Há um portão enorme que se abre sobre o grande armazém. O telhado é alto e escuro. Pelo chão amontoam-se estranhas coisas: sacos, caixas, paletes, rolos de pano…   É ali o paraíso das pombas.
Entram à vontade, que a porta é larga. Investigam o refeitório, avançam com aquele caminhar de pêndulo de relógio, dão umas bicadas aqui outras ali e vão enchendo o papo.
Às vezes enganam-se e bicam algum grão de fosfato, azedo, mas corrigem o erro depressa. Se o senhor José ou o Filipe as enxotam, sobem ao teto e esperam. As pombas são bichos pacientes. Enquanto os anfitriões vão carregar algum saco ou atendem ao balcão, descem de novo e dão mais umas bicadas.

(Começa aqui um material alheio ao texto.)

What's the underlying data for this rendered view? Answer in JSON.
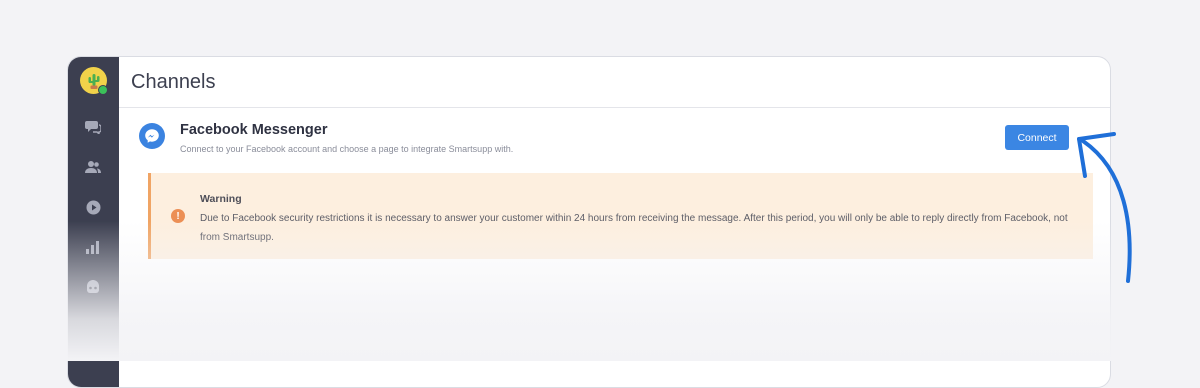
{
  "header": {
    "title": "Channels"
  },
  "sidebar": {
    "icons": [
      "cactus-avatar",
      "chat-icon",
      "contacts-icon",
      "play-icon",
      "stats-icon",
      "bot-icon"
    ]
  },
  "channel": {
    "name": "Facebook Messenger",
    "description": "Connect to your Facebook account and choose a page to integrate Smartsupp with.",
    "connect_label": "Connect"
  },
  "warning": {
    "icon": "!",
    "title": "Warning",
    "text": "Due to Facebook security restrictions it is necessary to answer your customer within 24 hours from receiving the message. After this period, you will only be able to reply directly from Facebook, not from Smartsupp."
  },
  "colors": {
    "accent": "#3b86e3",
    "sidebar": "#3c3f50",
    "warning_bg": "#fdefdf",
    "warning_border": "#f0a464",
    "annotation_arrow": "#1f6fd8"
  }
}
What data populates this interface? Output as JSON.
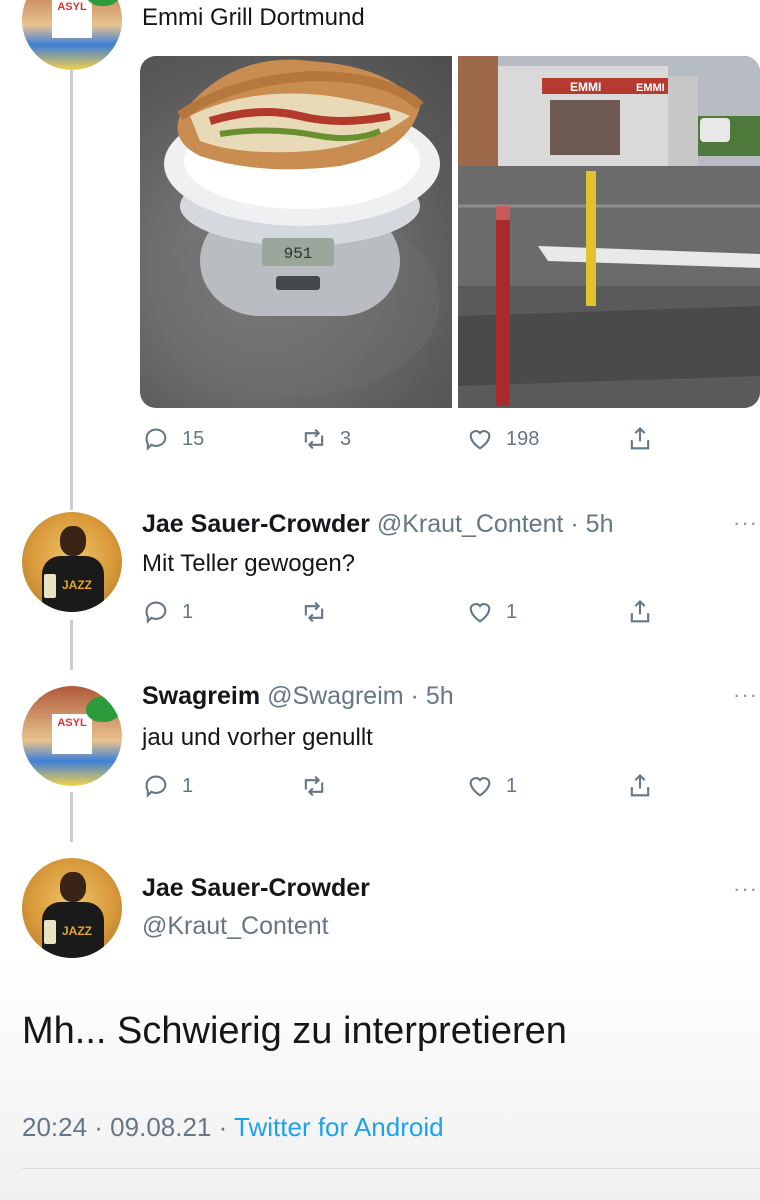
{
  "tweets": {
    "original": {
      "text": "Emmi Grill Dortmund",
      "replies": "15",
      "retweets": "3",
      "likes": "198",
      "media": {
        "scale_display": "951",
        "shop_sign": "EMMI",
        "shop_sign_2": "EMMI"
      }
    },
    "reply1": {
      "name": "Jae Sauer-Crowder",
      "handle": "@Kraut_Content",
      "time": "· 5h",
      "text": "Mit Teller gewogen?",
      "replies": "1",
      "likes": "1"
    },
    "reply2": {
      "name": "Swagreim",
      "handle": "@Swagreim",
      "time": "· 5h",
      "text": "jau und vorher genullt",
      "replies": "1",
      "likes": "1"
    },
    "main": {
      "name": "Jae Sauer-Crowder",
      "handle": "@Kraut_Content",
      "text": "Mh... Schwierig zu interpretieren",
      "timestamp": "20:24 · 09.08.21 ·",
      "source": "Twitter for Android"
    }
  },
  "more_label": "···",
  "avatar_sign": "ASYL",
  "avatar_jersey": "JAZZ",
  "colors": {
    "accent": "#1da1f2",
    "secondary_text": "#657786",
    "thread_line": "#c6cdd3"
  }
}
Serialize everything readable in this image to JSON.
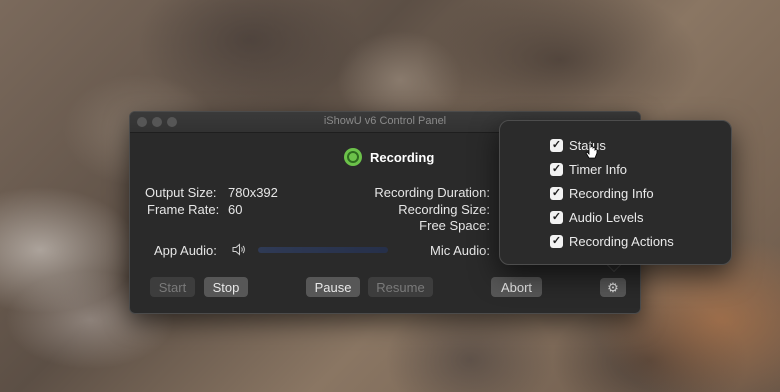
{
  "window": {
    "title": "iShowU v6 Control Panel"
  },
  "status": {
    "label": "Recording",
    "color": "#6cc24a"
  },
  "info": {
    "output_size_label": "Output Size:",
    "output_size_value": "780x392",
    "frame_rate_label": "Frame Rate:",
    "frame_rate_value": "60",
    "recording_duration_label": "Recording Duration:",
    "recording_size_label": "Recording Size:",
    "free_space_label": "Free Space:",
    "app_audio_label": "App Audio:",
    "mic_audio_label": "Mic Audio:"
  },
  "buttons": {
    "start": "Start",
    "stop": "Stop",
    "pause": "Pause",
    "resume": "Resume",
    "abort": "Abort"
  },
  "popover": {
    "options": [
      {
        "label": "Status",
        "checked": true
      },
      {
        "label": "Timer Info",
        "checked": true
      },
      {
        "label": "Recording Info",
        "checked": true
      },
      {
        "label": "Audio Levels",
        "checked": true
      },
      {
        "label": "Recording Actions",
        "checked": true
      }
    ]
  },
  "icons": {
    "speaker": "speaker-icon",
    "gear": "gear-icon",
    "check": "checkmark-icon"
  }
}
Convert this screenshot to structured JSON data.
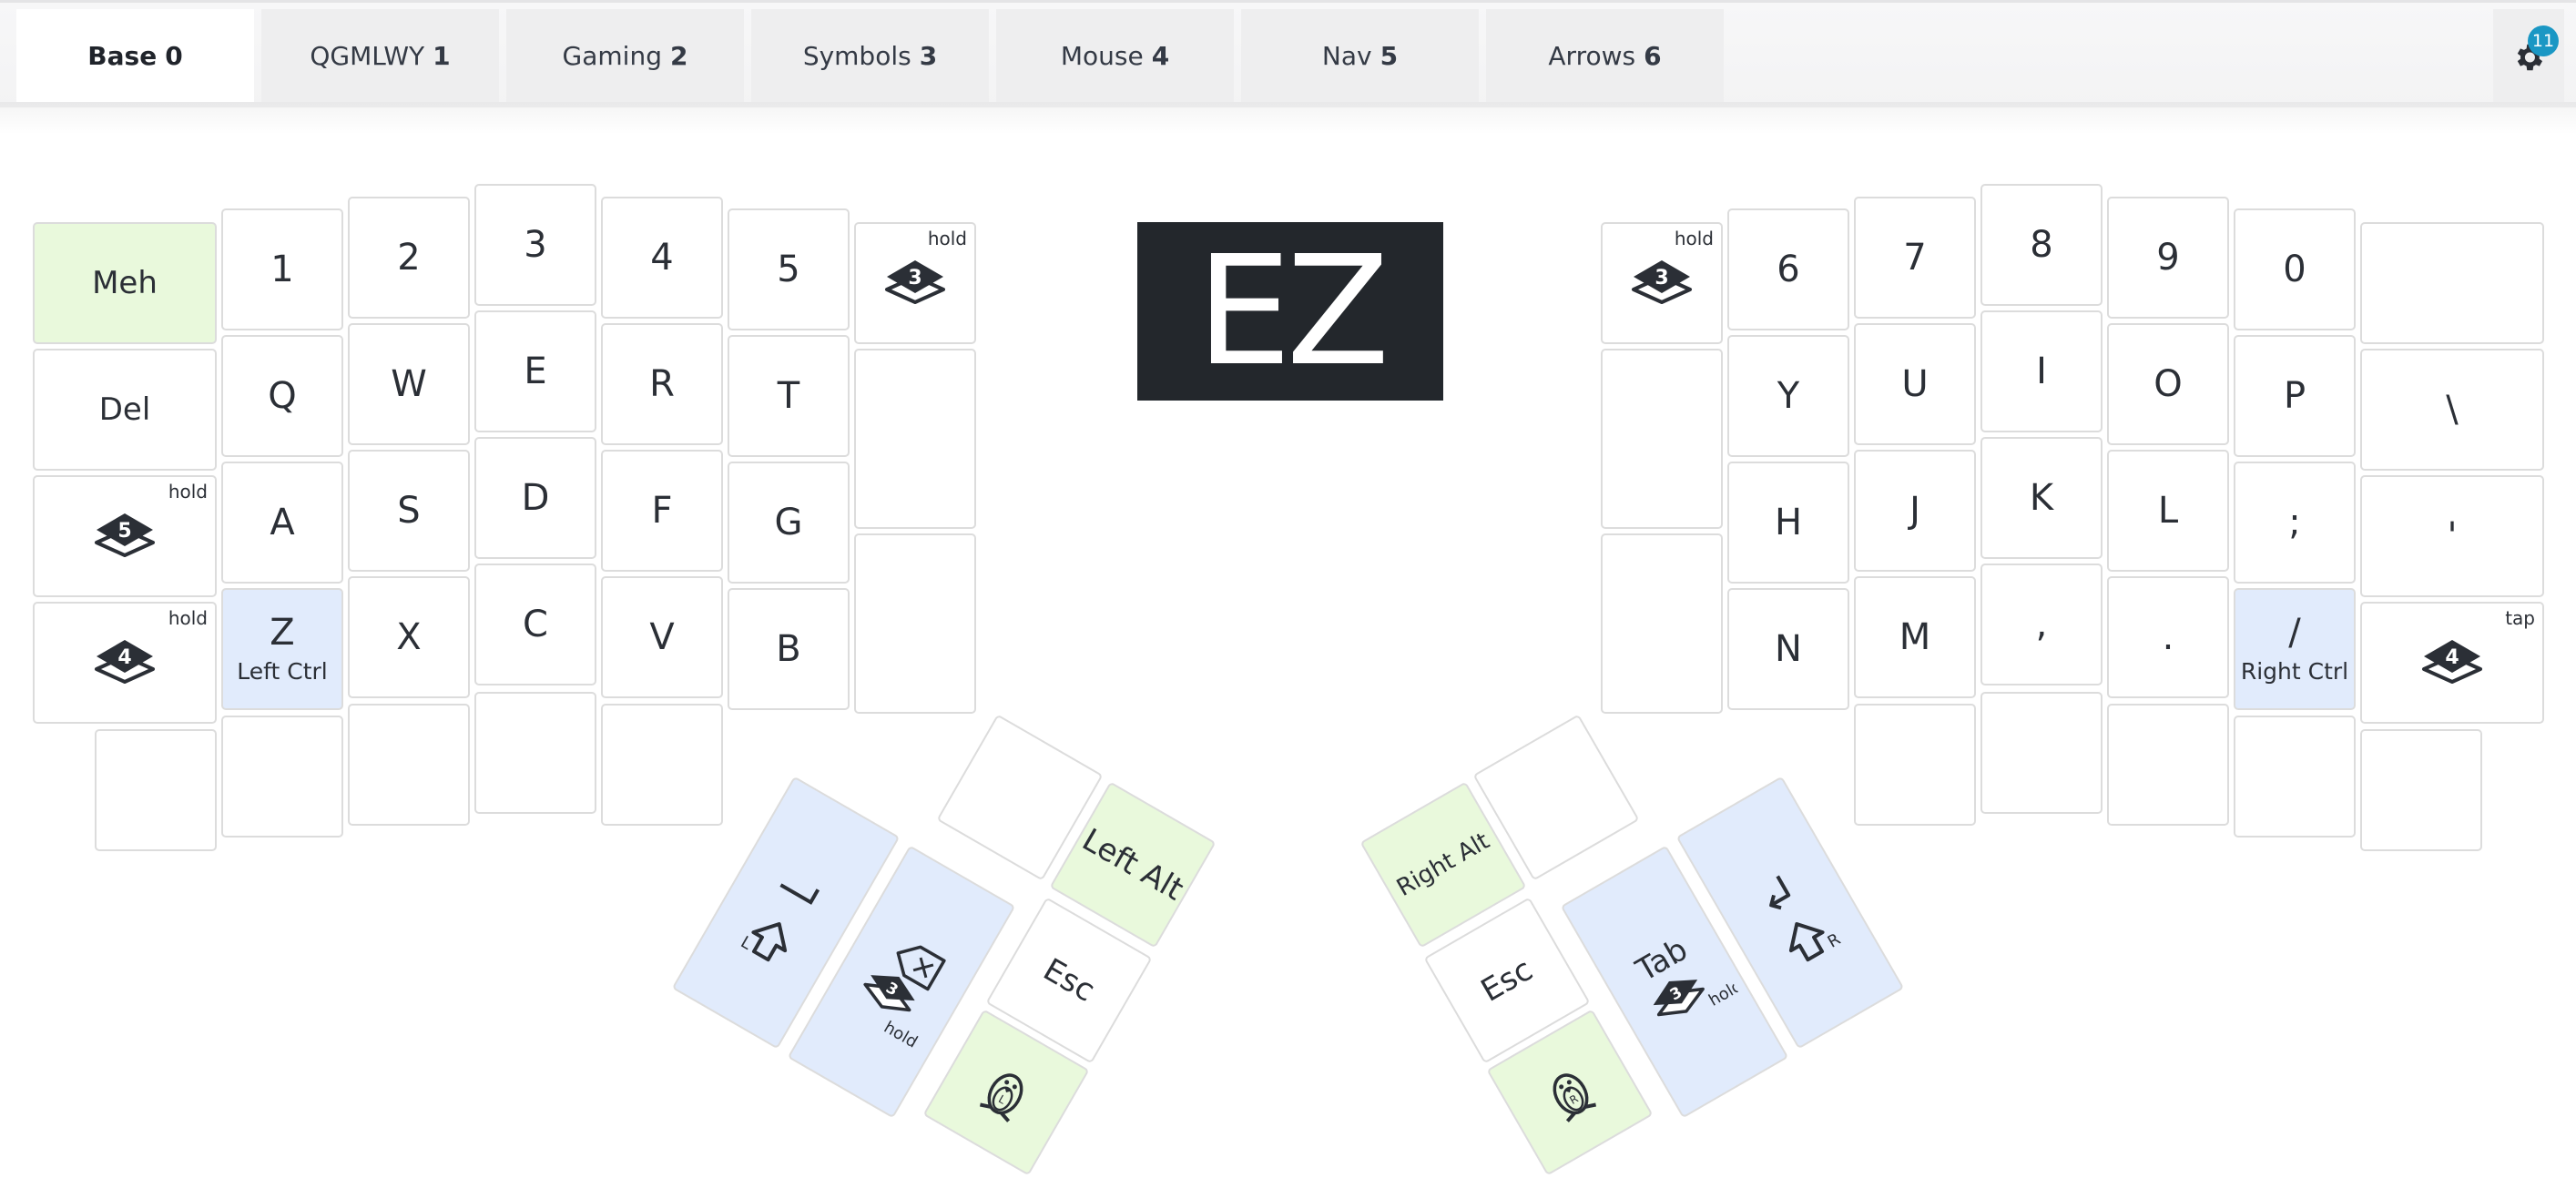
{
  "tabs": [
    {
      "label": "Base",
      "num": "0",
      "active": true
    },
    {
      "label": "QGMLWY",
      "num": "1"
    },
    {
      "label": "Gaming",
      "num": "2"
    },
    {
      "label": "Symbols",
      "num": "3"
    },
    {
      "label": "Mouse",
      "num": "4"
    },
    {
      "label": "Nav",
      "num": "5"
    },
    {
      "label": "Arrows",
      "num": "6"
    }
  ],
  "settings": {
    "badge": "11",
    "icon": "gear-icon"
  },
  "logo": "EZ",
  "keys": {
    "meh": "Meh",
    "del": "Del",
    "n1": "1",
    "n2": "2",
    "n3": "3",
    "n4": "4",
    "n5": "5",
    "q": "Q",
    "w": "W",
    "e": "E",
    "r": "R",
    "t": "T",
    "a": "A",
    "s": "S",
    "d": "D",
    "f": "F",
    "g": "G",
    "z": "Z",
    "z_mod": "Left Ctrl",
    "x": "X",
    "c": "C",
    "v": "V",
    "b": "B",
    "n6": "6",
    "n7": "7",
    "n8": "8",
    "n9": "9",
    "n0": "0",
    "y": "Y",
    "u": "U",
    "i": "I",
    "o": "O",
    "p": "P",
    "backslash": "\\",
    "h": "H",
    "j": "J",
    "k": "K",
    "l": "L",
    "semicolon": ";",
    "quote": "'",
    "n": "N",
    "m": "M",
    "comma": ",",
    "period": ".",
    "slash": "/",
    "slash_mod": "Right Ctrl",
    "hold": "hold",
    "tap": "tap",
    "layer3": "3",
    "layer4": "4",
    "layer5": "5",
    "left_alt": "Left Alt",
    "right_alt": "Right Alt",
    "esc": "Esc",
    "tab": "Tab",
    "shift_l": "L",
    "shift_r": "R",
    "super_l": "L",
    "super_r": "R"
  }
}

Não são esquisitas, comem qualquer ração, mas a dos frangos é melhor, mais apropriada à sua condição avícola.
Estão os leitores a imaginar onde se passa esta cena? Estamos no “Grémio”, é assim que todos o conhecem, ainda que o nome oficial seja Cooperativa Agrícola da Feira, S. João da Madeira, Gaia e Espinho, com oito lojas espalhadas por estes concelhos. Fica mesmo ao lado da passagem de nível, bem perto da estação do Vouguinha. Além de paraíso dos pombos, é também o hipermercado dos hortelãos, lavradores, agricultores e ofícios correlativos. À esquerda da entrada, há um armazém de material de ginásio: enxadas, ancinhos, forquilhas, roçadouras, baldes, regadores e outros aparelhos de musculação.

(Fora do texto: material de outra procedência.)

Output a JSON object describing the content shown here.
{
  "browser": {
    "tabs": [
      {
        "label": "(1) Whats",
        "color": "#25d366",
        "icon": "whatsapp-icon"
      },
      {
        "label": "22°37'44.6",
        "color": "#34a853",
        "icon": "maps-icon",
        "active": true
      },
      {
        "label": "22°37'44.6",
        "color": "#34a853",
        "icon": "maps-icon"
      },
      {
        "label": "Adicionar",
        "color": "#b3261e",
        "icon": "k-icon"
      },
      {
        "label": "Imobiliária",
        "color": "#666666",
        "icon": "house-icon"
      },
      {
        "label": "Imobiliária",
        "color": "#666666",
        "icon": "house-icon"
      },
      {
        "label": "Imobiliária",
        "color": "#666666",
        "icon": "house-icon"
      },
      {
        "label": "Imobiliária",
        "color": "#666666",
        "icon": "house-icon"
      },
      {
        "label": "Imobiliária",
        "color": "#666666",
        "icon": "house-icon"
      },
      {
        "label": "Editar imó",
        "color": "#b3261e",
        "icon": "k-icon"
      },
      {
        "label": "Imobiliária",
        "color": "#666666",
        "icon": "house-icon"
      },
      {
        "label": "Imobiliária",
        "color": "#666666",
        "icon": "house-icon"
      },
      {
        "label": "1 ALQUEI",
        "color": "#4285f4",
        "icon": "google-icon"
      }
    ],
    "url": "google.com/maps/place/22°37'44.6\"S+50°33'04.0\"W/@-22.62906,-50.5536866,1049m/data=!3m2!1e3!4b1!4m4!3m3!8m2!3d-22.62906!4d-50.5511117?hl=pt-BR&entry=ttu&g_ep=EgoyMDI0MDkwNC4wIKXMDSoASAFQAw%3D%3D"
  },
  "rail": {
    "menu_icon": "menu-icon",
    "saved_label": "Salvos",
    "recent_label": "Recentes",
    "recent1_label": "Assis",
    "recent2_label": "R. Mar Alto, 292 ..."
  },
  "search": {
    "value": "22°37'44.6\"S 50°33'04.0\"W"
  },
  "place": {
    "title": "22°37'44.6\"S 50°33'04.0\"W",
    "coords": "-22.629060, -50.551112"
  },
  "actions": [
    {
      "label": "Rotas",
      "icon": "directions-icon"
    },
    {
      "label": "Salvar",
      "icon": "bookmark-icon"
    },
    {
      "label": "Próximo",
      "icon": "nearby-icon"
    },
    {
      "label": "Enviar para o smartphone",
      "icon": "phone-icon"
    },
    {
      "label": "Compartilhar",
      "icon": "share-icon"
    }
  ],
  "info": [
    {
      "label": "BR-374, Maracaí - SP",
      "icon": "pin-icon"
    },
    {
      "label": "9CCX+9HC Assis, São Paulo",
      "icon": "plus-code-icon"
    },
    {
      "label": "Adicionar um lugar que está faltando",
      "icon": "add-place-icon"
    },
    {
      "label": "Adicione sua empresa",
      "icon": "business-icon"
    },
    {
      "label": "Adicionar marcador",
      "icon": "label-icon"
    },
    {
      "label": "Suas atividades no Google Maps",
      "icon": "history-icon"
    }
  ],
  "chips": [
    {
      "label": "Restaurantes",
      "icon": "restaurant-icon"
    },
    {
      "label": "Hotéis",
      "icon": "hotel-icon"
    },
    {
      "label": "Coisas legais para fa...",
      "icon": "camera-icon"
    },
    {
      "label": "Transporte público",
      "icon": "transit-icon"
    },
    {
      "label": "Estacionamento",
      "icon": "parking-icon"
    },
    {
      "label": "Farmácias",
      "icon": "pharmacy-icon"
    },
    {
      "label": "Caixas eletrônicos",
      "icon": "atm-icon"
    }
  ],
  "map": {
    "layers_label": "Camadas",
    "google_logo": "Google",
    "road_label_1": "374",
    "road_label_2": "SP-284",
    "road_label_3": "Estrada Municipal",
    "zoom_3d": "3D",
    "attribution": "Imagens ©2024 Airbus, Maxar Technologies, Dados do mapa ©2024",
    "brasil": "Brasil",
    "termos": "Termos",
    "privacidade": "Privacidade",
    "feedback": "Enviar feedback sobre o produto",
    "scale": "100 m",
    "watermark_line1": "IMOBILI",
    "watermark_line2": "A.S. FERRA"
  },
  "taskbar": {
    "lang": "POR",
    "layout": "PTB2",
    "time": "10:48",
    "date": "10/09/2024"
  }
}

A zona central, a tal dos pombos, está cheia de sacos: rações, adubos, estrumes, terra e, às vezes, árvores e vegetais para transplantar. À direita há uma pequena loja: sementes, bebidas, fruta e até algumas mercearias, especialmente produtos de outras cooperativas agrícolas. O balcão é habitualmente gerido pelo senhor Fernando, homem atencioso e sempre pronto a dar um conselho aos clientes.

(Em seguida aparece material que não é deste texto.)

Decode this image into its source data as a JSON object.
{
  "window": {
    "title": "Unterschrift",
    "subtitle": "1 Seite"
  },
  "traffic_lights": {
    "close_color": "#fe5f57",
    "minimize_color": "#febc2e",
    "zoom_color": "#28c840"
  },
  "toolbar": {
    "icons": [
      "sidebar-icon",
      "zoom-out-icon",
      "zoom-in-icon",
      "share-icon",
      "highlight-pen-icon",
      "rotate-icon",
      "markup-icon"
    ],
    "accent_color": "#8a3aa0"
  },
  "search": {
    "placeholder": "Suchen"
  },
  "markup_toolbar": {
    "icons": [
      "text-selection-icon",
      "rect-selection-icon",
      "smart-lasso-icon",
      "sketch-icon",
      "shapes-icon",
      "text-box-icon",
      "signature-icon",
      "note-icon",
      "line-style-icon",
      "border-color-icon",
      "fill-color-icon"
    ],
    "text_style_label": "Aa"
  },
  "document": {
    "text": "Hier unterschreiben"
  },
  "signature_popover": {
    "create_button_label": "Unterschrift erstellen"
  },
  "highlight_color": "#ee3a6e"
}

O Grémio é um lugar único, uma ilha agrícola em terra de fábricas, lojas, prédios e escritórios, sobrevivente dos tempos áureos da agricultura sanjoanense. Não é por acaso que o brasão de S. João da Madeira apresenta, de um lado, uma fábrica e, do outro, um molho de cereal.
Aos sábados de manhã e em época de sementeiras, fazem-se longas filas à porta. Juntam-se ali os que não desistem da terra, os que gostam de ver os animais a crescer e as sementes a brotar do chão. Ali se trocam impressões e experiências, do crescente preço dos adubos e das rações, do cebolo que não vingou, da sementeira do milho, da estrumação das ervilhas, assuntos bem diferentes dos que encharcam a nossa quotidiana televisão.
As pombas, essas não têm dia certo para vir. Aparecem quando o papo começa a dar horas, não pedem licença a ninguém, entram por ali e servem-se. E, quando saem, não pedem a conta.